Lunes. Pron viene a la ciudad y pasa a verme por Flores. Su intención era conocer el barrio de César Aira. Pero terminamos tomando una cerveza en el bar de Lautaro casi Rivadavia. Carmelo vino con nosotros. Pron nos regaló su libro de los sueños que tiene un troquelado en las tapas y Carmelo le mostró sus cartas de Fornite. (El intercambio fue amable y atento.) Hablamos de libros y de autores como siempre, y un poco de cómo se perdió la escena literaria en Buenos Aires. Mi hipótesis es que entre el macrismo y la epidemia cortaron todo.

Ya no hay ciclos de lectura, las editoriales o microeditoriales de esta década están empezando de forma incipiente, y sobre todo ya nadie lee a los desconocidos que firman en Ñ, en Radar o en La Nación. (De la nación solo leo a Mavrakis y a Gigena, y por motivos diferentes.) Después hablamos de la ELA que se llevó a Fontanarrosa, la ELA de Piglia y ahora la ELA de la mujer de Aira. La esclerosis lateral amiotrófica, qué enfermedad horrible y extraña.
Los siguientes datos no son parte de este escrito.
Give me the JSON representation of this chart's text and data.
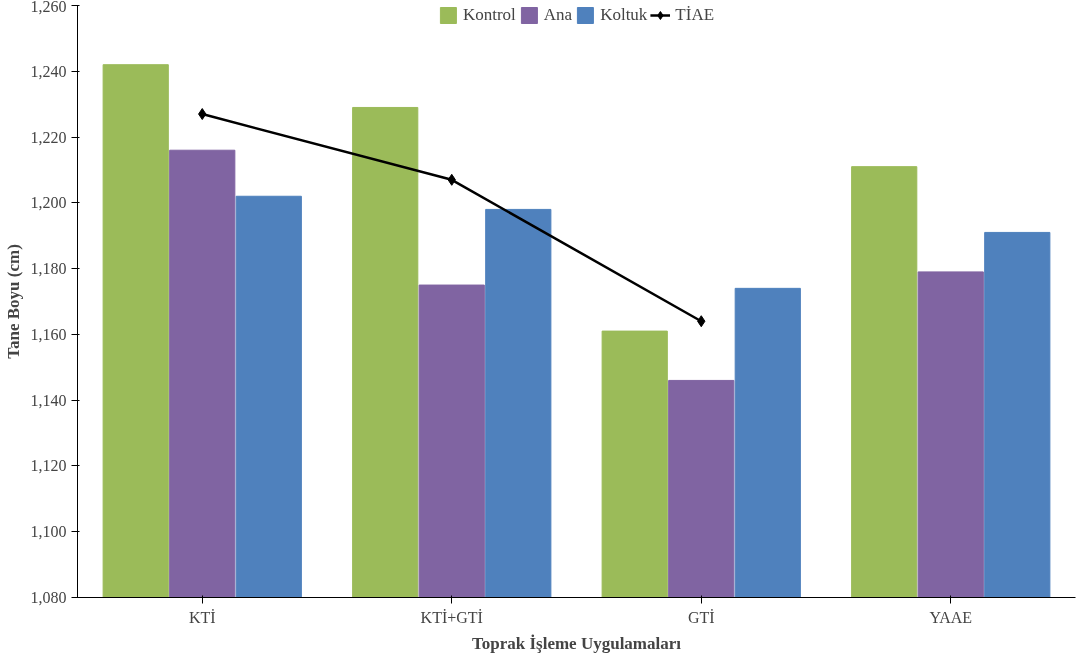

Después, con Carmelo ya dormido, volvemos hasta la puerta de mi edificio. Nunca es suficiente el tiempo. Nos sacamos una foto de despedida. Ahora de madrugada, y habiendo hablado con un amigo con el que me entiendo y a quién quiero mucho, comprendo que una ciudad sin crítica es una ciudad condenada al aburrimiento.
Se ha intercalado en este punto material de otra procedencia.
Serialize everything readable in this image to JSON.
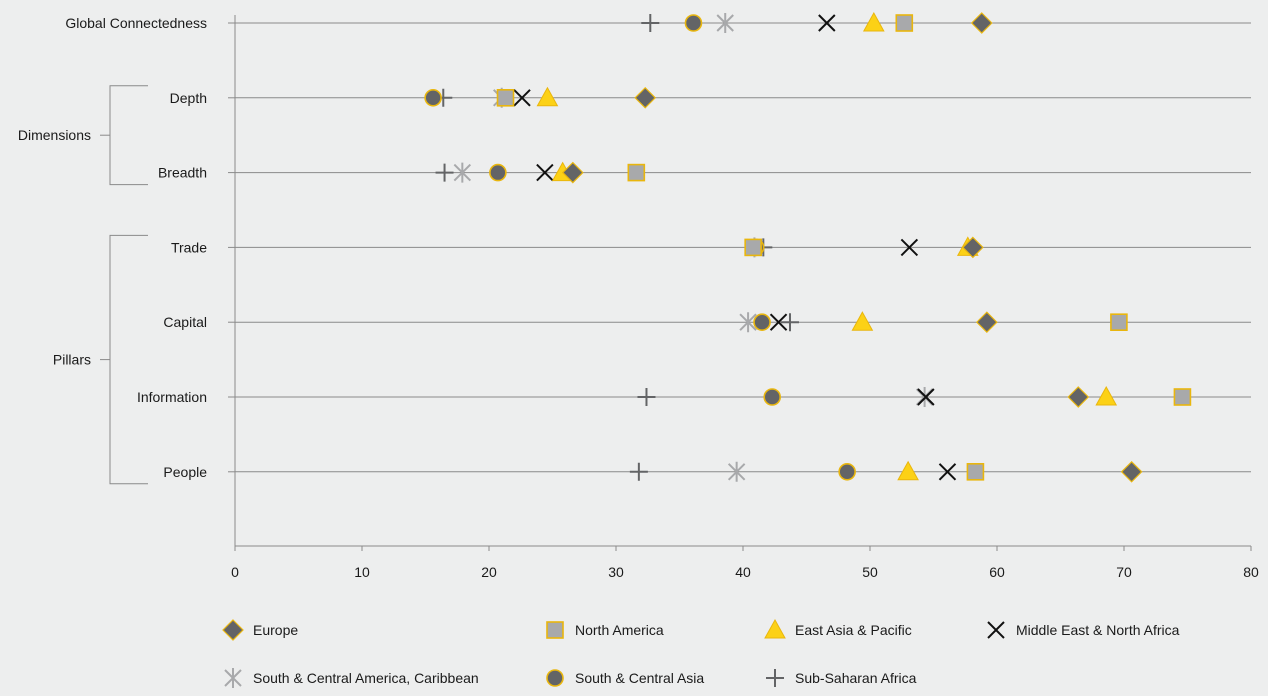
{
  "chart_data": {
    "type": "scatter",
    "title": "",
    "xlabel": "",
    "ylabel": "",
    "xlim": [
      0,
      80
    ],
    "x_ticks": [
      0,
      10,
      20,
      30,
      40,
      50,
      60,
      70,
      80
    ],
    "grid": "horizontal lines at each category",
    "legend_position": "bottom",
    "categories": [
      "Global Connectedness",
      "Depth",
      "Breadth",
      "Trade",
      "Capital",
      "Information",
      "People"
    ],
    "groups": [
      {
        "label": "Dimensions",
        "members": [
          "Depth",
          "Breadth"
        ]
      },
      {
        "label": "Pillars",
        "members": [
          "Trade",
          "Capital",
          "Information",
          "People"
        ]
      }
    ],
    "series": [
      {
        "name": "Europe",
        "marker": "diamond",
        "values": [
          58.8,
          32.3,
          26.6,
          58.1,
          59.2,
          66.4,
          70.6
        ]
      },
      {
        "name": "North America",
        "marker": "square",
        "values": [
          52.7,
          21.3,
          31.6,
          40.8,
          69.6,
          74.6,
          58.3
        ]
      },
      {
        "name": "East Asia & Pacific",
        "marker": "triangle",
        "values": [
          50.3,
          24.6,
          25.8,
          57.7,
          49.4,
          68.6,
          53.0
        ]
      },
      {
        "name": "Middle East & North Africa",
        "marker": "x",
        "values": [
          46.6,
          22.6,
          24.4,
          53.1,
          42.8,
          54.4,
          56.1
        ]
      },
      {
        "name": "South & Central America, Caribbean",
        "marker": "asterisk",
        "values": [
          38.6,
          21.0,
          17.9,
          40.9,
          40.4,
          54.3,
          39.5
        ]
      },
      {
        "name": "South & Central Asia",
        "marker": "circle",
        "values": [
          36.1,
          15.6,
          20.7,
          41.0,
          41.5,
          42.3,
          48.2
        ]
      },
      {
        "name": "Sub-Saharan Africa",
        "marker": "plus",
        "values": [
          32.7,
          16.4,
          16.5,
          41.6,
          43.7,
          32.4,
          31.8
        ]
      }
    ]
  },
  "colors": {
    "background": "#edeeee",
    "axis": "#8a8a8a",
    "gridline": "#8a8a8a",
    "dark_gray": "#636466",
    "light_gray": "#a8a9ab",
    "yellow": "#fcd116",
    "gold_edge": "#e9b60e",
    "black": "#111111"
  }
}
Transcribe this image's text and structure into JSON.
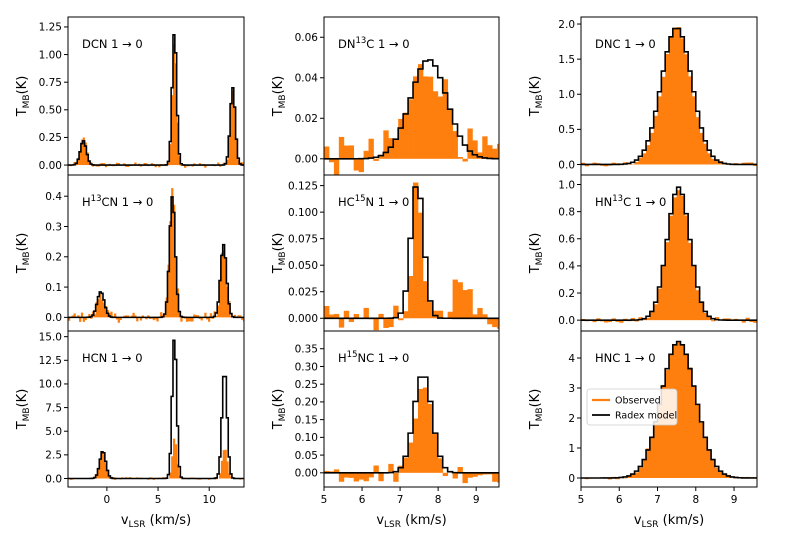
{
  "figure": {
    "legend": {
      "observed": "Observed",
      "model": "Radex model",
      "placement": "center-left"
    },
    "colors": {
      "observed": "#ff7f0e",
      "model": "#000000"
    }
  },
  "chart_data": [
    {
      "type": "bar",
      "panel": "DCN 1→0",
      "title_main": "DCN 1",
      "title_sup": "",
      "title_tail": "",
      "transition": "1 → 0",
      "ylabel": "TMB(K)",
      "xlabel": "",
      "xlim": [
        -3.8,
        13.4
      ],
      "ylim": [
        -0.09,
        1.34
      ],
      "xticks": [],
      "yticks": [
        0.0,
        0.25,
        0.5,
        0.75,
        1.0,
        1.25
      ],
      "yticklabels": [
        "0.00",
        "0.25",
        "0.50",
        "0.75",
        "1.00",
        "1.25"
      ],
      "peaks_obs": [
        [
          -2.3,
          0.24,
          0.3
        ],
        [
          6.6,
          1.1,
          0.22
        ],
        [
          12.3,
          0.68,
          0.25
        ]
      ],
      "peaks_mod": [
        [
          -2.3,
          0.22,
          0.3
        ],
        [
          6.6,
          1.21,
          0.22
        ],
        [
          12.3,
          0.7,
          0.25
        ]
      ],
      "noise": 0.025,
      "bin": 0.18
    },
    {
      "type": "bar",
      "panel": "H13CN 1→0",
      "title_main": "H",
      "title_sup": "13",
      "title_tail": "CN",
      "transition": "1 → 0",
      "ylabel": "TMB(K)",
      "xlabel": "",
      "xlim": [
        -3.8,
        13.4
      ],
      "ylim": [
        -0.045,
        0.47
      ],
      "xticks": [],
      "yticks": [
        0.0,
        0.1,
        0.2,
        0.3,
        0.4
      ],
      "yticklabels": [
        "0.0",
        "0.1",
        "0.2",
        "0.3",
        "0.4"
      ],
      "peaks_obs": [
        [
          -0.6,
          0.08,
          0.35
        ],
        [
          6.4,
          0.43,
          0.28
        ],
        [
          11.4,
          0.23,
          0.3
        ]
      ],
      "peaks_mod": [
        [
          -0.6,
          0.085,
          0.35
        ],
        [
          6.4,
          0.4,
          0.28
        ],
        [
          11.4,
          0.24,
          0.3
        ]
      ],
      "noise": 0.018,
      "bin": 0.18
    },
    {
      "type": "bar",
      "panel": "HCN 1→0",
      "title_main": "HCN 1",
      "title_sup": "",
      "title_tail": "",
      "transition": "1 → 0",
      "ylabel": "TMB(K)",
      "xlabel": "vLSR (km/s)",
      "xlim": [
        -3.8,
        13.4
      ],
      "ylim": [
        -0.9,
        15.6
      ],
      "xticks": [
        0,
        5,
        10
      ],
      "yticks": [
        0.0,
        2.5,
        5.0,
        7.5,
        10.0,
        12.5,
        15.0
      ],
      "yticklabels": [
        "0.0",
        "2.5",
        "5.0",
        "7.5",
        "10.0",
        "12.5",
        "15.0"
      ],
      "peaks_obs": [
        [
          -0.4,
          2.8,
          0.3
        ],
        [
          6.6,
          4.2,
          0.22
        ],
        [
          11.5,
          3.2,
          0.25
        ]
      ],
      "peaks_mod": [
        [
          -0.4,
          2.9,
          0.3
        ],
        [
          6.6,
          15.0,
          0.22
        ],
        [
          11.5,
          11.5,
          0.25
        ]
      ],
      "noise": 0.15,
      "bin": 0.18
    },
    {
      "type": "bar",
      "panel": "DN13C 1→0",
      "title_main": "DN",
      "title_sup": "13",
      "title_tail": "C",
      "transition": "1 → 0",
      "ylabel": "TMB(K)",
      "xlabel": "",
      "xlim": [
        5.0,
        9.6
      ],
      "ylim": [
        -0.008,
        0.07
      ],
      "xticks": [],
      "yticks": [
        0.0,
        0.02,
        0.04,
        0.06
      ],
      "yticklabels": [
        "0.00",
        "0.02",
        "0.04",
        "0.06"
      ],
      "peaks_obs": [
        [
          7.75,
          0.046,
          0.5
        ]
      ],
      "peaks_mod": [
        [
          7.75,
          0.049,
          0.48
        ]
      ],
      "noise": 0.011,
      "bin": 0.13
    },
    {
      "type": "bar",
      "panel": "HC15N 1→0",
      "title_main": "HC",
      "title_sup": "15",
      "title_tail": "N",
      "transition": "1 → 0",
      "ylabel": "TMB(K)",
      "xlabel": "",
      "xlim": [
        5.0,
        9.6
      ],
      "ylim": [
        -0.012,
        0.135
      ],
      "xticks": [],
      "yticks": [
        0.0,
        0.025,
        0.05,
        0.075,
        0.1,
        0.125
      ],
      "yticklabels": [
        "0.000",
        "0.025",
        "0.050",
        "0.075",
        "0.100",
        "0.125"
      ],
      "peaks_obs": [
        [
          7.45,
          0.125,
          0.13
        ],
        [
          8.6,
          0.045,
          0.18
        ]
      ],
      "peaks_mod": [
        [
          7.45,
          0.128,
          0.17
        ]
      ],
      "noise": 0.012,
      "bin": 0.13
    },
    {
      "type": "bar",
      "panel": "H15NC 1→0",
      "title_main": "H",
      "title_sup": "15",
      "title_tail": "NC",
      "transition": "1 → 0",
      "ylabel": "TMB(K)",
      "xlabel": "vLSR (km/s)",
      "xlim": [
        5.0,
        9.6
      ],
      "ylim": [
        -0.04,
        0.4
      ],
      "xticks": [
        5,
        6,
        7,
        8,
        9
      ],
      "yticks": [
        0.0,
        0.05,
        0.1,
        0.15,
        0.2,
        0.25,
        0.3,
        0.35
      ],
      "yticklabels": [
        "0.00",
        "0.05",
        "0.10",
        "0.15",
        "0.20",
        "0.25",
        "0.30",
        "0.35"
      ],
      "peaks_obs": [
        [
          7.6,
          0.27,
          0.22
        ]
      ],
      "peaks_mod": [
        [
          7.6,
          0.28,
          0.24
        ]
      ],
      "noise": 0.03,
      "bin": 0.13
    },
    {
      "type": "bar",
      "panel": "DNC 1→0",
      "title_main": "DNC 1",
      "title_sup": "",
      "title_tail": "",
      "transition": "1 → 0",
      "ylabel": "TMB(K)",
      "xlabel": "",
      "xlim": [
        5.0,
        9.6
      ],
      "ylim": [
        -0.15,
        2.1
      ],
      "xticks": [],
      "yticks": [
        0.0,
        0.5,
        1.0,
        1.5,
        2.0
      ],
      "yticklabels": [
        "0.0",
        "0.5",
        "1.0",
        "1.5",
        "2.0"
      ],
      "peaks_obs": [
        [
          7.5,
          1.95,
          0.38
        ]
      ],
      "peaks_mod": [
        [
          7.5,
          1.95,
          0.4
        ]
      ],
      "noise": 0.03,
      "bin": 0.1
    },
    {
      "type": "bar",
      "panel": "HN13C 1→0",
      "title_main": "HN",
      "title_sup": "13",
      "title_tail": "C",
      "transition": "1 → 0",
      "ylabel": "TMB(K)",
      "xlabel": "",
      "xlim": [
        5.0,
        9.6
      ],
      "ylim": [
        -0.08,
        1.07
      ],
      "xticks": [],
      "yticks": [
        0.0,
        0.2,
        0.4,
        0.6,
        0.8,
        1.0
      ],
      "yticklabels": [
        "0.0",
        "0.2",
        "0.4",
        "0.6",
        "0.8",
        "1.0"
      ],
      "peaks_obs": [
        [
          7.55,
          0.95,
          0.3
        ]
      ],
      "peaks_mod": [
        [
          7.55,
          0.98,
          0.3
        ]
      ],
      "noise": 0.02,
      "bin": 0.1
    },
    {
      "type": "bar",
      "panel": "HNC 1→0",
      "title_main": "HNC 1",
      "title_sup": "",
      "title_tail": "",
      "transition": "1 → 0",
      "ylabel": "TMB(K)",
      "xlabel": "vLSR (km/s)",
      "xlim": [
        5.0,
        9.6
      ],
      "ylim": [
        -0.3,
        4.9
      ],
      "xticks": [
        5,
        6,
        7,
        8,
        9
      ],
      "yticks": [
        0,
        1,
        2,
        3,
        4
      ],
      "yticklabels": [
        "0",
        "1",
        "2",
        "3",
        "4"
      ],
      "peaks_obs": [
        [
          7.55,
          4.55,
          0.45
        ]
      ],
      "peaks_mod": [
        [
          7.55,
          4.55,
          0.45
        ]
      ],
      "noise": 0.05,
      "bin": 0.1
    }
  ]
}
Martes. La feria, con muchísima gente buscando algo, que pueden ser libros, pero que todos sabemos que es otra cosa, otra cosa que, en realidad, no existe.

Más tarde. Le hice un ejercicio de cursivas a Carmelo. Me dice: “Qué mal escribís cursiva.” Yo: “Hace años que no escribo en cursiva.” Y es verdad.

Miércoles. Hablo con el doctor Rosé, que va a publicar su primera novela. Le digo que la mía, mi primera novela, salió hace veinte años ya. Es bastante.

Jueves. Marcos Apolo Benitez me invita a compartir una charla en el stand del Chaco. Acepto. Le propongo hablar de las formas de la novela. Intercambiamos muchos mensajes. ¿Por qué no se habla de eso hoy? El tema fue muy tratado entre novelistas, lectores y críticos en el siglo XX. Hoy casi no hay nada. Llegamos al stand y es tal el ruido de la gente que entra masivamente y los otros lugares donde tocan y se superponen músicas y charlas que es difícil hablar. Optamos por despachar todo rápido y nos vamos con Rosé a comer una pizza. Hablamos, ahí sí, más tranquilos de patologías y campo intelectual, los temas preferidos de la ciudad de Buenos Aires. Más tarde, rescato del desorden de mi biblioteca un Diderot que tiene El sobrino de Rameau y Jacques, el fatalista. Nunca terminé de leer el Jacques, pero lo vuelvo a empezar con el mismo entusiasmo que tenía en su momento. Llevo el libro de acá para allá como un amuleto. Se me ocurren muchas historias sobre un lector de Diderot en la Buenos Aires del siglo XXI, ese siglo que nunca empieza.